Sighs of Desire

The issue of Room of One’s Own you are holding in your hands represents a cross-section of what women told us about desire. Our proposal for an issue on women’s desire began as a gleam in my editorial eye, germinated at a meeting of the collective, and grew wildly through our call for submissions. We were not at all prepared for the cross-section we received. So what is the size and shape of desire, and how has it come to look that way?

About twenty-five years ago, desire became a sexy topic, if you’ll pardon the double entendre. I distinctly recall listening, while riding the school bus home from senior high, to a broadcaster acknowledge that women had orgasms. I’m certain the bus driver promptly switched to a pop station, probably playing the song making people blush that year: Light My Fire by The Doors. Women had suddenly become sexual beings, not shrinking from sex by feigning sick headaches, but deliriously engaging in what was portrayed as horizontal roto-routing—and having spontane ous orgasms, at that. Women’s desire was defined by those who held the keys to broadcast and print media and, not surprisingly, looked rather like an adolescent wet dream.

Here we are in 1995, and the portrayal of women’s desire in mainstream media hasn’t changed all that much.
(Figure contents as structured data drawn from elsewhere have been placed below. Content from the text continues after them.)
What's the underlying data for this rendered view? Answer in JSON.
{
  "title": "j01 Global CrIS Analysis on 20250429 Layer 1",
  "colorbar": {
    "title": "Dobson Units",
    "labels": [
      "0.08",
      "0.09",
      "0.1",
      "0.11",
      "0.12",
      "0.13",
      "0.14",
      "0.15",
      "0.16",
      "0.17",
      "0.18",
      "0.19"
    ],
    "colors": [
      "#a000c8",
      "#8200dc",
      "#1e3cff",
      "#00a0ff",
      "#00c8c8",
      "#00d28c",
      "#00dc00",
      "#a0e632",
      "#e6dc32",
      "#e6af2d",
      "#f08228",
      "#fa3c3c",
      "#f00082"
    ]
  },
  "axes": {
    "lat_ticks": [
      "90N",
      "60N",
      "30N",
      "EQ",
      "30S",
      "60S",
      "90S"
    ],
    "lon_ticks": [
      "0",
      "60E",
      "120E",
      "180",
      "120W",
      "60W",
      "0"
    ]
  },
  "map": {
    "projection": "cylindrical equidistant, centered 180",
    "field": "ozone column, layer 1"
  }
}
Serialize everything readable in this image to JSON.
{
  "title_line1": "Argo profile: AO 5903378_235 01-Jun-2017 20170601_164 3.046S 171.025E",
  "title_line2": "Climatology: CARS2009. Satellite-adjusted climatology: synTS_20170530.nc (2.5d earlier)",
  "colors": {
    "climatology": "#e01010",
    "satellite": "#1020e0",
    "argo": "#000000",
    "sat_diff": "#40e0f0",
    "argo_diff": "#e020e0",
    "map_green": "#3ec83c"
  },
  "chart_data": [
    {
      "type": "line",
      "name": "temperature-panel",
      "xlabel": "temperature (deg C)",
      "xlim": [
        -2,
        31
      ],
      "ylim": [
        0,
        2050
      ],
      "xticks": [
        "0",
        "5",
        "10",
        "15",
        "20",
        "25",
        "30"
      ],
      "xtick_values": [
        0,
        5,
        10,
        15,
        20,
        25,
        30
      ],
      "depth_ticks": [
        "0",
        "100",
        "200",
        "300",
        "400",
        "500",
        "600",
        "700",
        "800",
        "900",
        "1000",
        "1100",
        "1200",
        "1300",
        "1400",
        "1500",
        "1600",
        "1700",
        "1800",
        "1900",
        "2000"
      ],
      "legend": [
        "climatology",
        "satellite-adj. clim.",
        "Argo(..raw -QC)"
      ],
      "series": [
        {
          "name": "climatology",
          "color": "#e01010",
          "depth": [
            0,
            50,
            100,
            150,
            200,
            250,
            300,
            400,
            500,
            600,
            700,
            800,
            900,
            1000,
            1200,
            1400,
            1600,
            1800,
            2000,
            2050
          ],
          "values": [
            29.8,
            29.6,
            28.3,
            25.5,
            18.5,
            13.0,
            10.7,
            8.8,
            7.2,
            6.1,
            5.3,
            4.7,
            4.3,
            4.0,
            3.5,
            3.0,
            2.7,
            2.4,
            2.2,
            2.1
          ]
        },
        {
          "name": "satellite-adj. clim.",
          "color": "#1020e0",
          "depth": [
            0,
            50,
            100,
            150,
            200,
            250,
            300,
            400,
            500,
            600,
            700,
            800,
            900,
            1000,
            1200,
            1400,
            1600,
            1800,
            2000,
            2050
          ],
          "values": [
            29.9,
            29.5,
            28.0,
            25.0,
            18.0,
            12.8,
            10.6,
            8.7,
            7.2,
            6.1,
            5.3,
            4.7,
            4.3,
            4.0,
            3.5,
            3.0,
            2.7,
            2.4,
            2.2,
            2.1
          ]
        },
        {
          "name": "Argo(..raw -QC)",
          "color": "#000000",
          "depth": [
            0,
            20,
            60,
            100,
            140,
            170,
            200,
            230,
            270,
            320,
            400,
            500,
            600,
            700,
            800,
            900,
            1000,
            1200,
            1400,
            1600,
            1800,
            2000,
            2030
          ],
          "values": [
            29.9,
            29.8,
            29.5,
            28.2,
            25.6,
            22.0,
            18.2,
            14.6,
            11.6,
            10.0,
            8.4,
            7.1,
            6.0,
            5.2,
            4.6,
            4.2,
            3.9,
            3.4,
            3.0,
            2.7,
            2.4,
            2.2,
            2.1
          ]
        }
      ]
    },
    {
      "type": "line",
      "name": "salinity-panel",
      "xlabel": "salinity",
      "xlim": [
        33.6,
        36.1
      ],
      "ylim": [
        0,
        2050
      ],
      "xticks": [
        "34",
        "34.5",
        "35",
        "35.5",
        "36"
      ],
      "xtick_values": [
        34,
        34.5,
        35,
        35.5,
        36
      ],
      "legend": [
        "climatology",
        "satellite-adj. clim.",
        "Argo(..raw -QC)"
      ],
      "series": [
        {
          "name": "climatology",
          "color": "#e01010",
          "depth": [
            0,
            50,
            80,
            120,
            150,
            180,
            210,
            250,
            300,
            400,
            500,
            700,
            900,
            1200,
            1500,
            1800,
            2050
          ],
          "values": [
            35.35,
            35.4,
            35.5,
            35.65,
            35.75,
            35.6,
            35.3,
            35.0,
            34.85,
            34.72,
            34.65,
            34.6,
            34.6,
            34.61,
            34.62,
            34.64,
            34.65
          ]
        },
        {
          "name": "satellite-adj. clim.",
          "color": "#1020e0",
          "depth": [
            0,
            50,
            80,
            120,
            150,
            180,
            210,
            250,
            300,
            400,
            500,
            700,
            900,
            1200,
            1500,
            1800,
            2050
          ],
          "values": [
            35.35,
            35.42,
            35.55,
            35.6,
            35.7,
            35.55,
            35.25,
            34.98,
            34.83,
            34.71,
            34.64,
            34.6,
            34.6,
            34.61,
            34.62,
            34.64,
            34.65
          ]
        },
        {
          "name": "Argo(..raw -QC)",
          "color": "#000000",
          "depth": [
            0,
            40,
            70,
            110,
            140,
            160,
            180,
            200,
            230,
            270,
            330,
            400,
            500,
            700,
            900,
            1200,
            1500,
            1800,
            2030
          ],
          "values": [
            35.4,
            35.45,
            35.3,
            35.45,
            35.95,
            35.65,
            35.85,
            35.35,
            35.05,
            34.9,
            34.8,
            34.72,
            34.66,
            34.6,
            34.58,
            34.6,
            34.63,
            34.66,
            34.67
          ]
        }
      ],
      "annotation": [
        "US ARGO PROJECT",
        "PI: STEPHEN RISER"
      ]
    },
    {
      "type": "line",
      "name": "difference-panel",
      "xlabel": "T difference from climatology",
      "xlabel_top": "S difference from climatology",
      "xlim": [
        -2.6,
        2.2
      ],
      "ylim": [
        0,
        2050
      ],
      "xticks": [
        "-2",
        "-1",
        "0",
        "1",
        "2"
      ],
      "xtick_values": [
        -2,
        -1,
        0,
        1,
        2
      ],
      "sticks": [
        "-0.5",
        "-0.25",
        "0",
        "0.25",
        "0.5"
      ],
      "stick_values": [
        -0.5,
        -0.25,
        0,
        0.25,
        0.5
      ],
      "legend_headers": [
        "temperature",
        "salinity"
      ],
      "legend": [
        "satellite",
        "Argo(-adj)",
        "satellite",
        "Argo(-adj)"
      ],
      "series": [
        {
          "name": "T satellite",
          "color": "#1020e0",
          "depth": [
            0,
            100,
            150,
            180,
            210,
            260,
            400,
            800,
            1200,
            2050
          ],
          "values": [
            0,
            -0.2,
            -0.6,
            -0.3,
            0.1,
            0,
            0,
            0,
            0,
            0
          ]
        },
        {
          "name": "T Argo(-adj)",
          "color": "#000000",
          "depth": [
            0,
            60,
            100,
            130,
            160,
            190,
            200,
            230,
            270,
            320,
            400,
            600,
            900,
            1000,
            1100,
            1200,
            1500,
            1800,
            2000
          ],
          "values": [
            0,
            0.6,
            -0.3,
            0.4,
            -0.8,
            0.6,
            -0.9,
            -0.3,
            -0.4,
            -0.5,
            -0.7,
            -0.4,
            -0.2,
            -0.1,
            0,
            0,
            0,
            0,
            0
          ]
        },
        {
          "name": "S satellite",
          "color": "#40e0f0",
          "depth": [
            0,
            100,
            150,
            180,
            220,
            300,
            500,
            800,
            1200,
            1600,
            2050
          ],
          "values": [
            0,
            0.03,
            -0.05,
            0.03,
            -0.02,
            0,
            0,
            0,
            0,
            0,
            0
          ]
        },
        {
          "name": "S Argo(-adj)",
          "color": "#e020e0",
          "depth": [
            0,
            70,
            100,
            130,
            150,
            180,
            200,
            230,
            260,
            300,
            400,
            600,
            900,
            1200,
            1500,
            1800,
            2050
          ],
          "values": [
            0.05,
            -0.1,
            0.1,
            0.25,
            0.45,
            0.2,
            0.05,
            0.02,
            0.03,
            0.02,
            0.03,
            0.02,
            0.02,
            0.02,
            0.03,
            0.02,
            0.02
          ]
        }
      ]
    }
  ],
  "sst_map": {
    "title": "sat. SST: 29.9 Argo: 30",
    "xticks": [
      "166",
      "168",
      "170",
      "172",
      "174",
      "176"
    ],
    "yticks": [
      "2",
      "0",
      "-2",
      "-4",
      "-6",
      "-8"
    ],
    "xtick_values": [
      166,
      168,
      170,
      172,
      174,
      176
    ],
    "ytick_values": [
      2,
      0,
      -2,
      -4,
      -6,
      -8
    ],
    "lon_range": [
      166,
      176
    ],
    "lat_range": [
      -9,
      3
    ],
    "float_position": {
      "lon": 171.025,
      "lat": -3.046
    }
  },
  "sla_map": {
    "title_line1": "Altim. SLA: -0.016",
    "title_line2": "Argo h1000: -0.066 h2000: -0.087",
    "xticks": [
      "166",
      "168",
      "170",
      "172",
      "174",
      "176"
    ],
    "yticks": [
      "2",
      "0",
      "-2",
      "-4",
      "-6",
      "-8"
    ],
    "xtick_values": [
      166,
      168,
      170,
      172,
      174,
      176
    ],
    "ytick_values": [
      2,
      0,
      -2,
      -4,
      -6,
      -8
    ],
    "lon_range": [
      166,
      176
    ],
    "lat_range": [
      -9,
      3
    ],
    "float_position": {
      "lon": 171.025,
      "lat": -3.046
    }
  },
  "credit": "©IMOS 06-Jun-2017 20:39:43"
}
Discussion of women’s sexual desire went out of fashion for a while—Ann Landers polled her readers and discovered women want cuddling more than penetration, feminists demanded an alternative to objectification, and we discovered that the readers most appreciating Playgirl were our gay male friends—but it was never supplanted by a discussion of women’s other desires. Today the topic is back, and looks to me like the old machinations with a few twists: latex gloves to be safe, body piercing to be trendy, and gender-bending for good measure, but surely focused on sexual activity.

Our issue on desire is something ofa litmus test: what would women tell us, aside from the hype and away from mainstream expectations? Well, sex was one of the more prominent themes, though lust seemed to be an exclusively lesbian topic. Heterosexual women expressed desire for things peripheral to sex: not to be objectified, to be respected, to be desired as whole beings, complete with human strengths and fail  ings. Other women desired to be reunited with lost mothers, to recapture a state of innocence, to love themselves, and to live fully, without regrets. Women desired courage, fortitude, and even the permission to desire.

The theme for this issue began as “persistent desire,” until I realized I had plagarized it from a book edited by Joan Nestle. Our new title reflects our empathy of the profound emotions expressed by the contributors to this issue.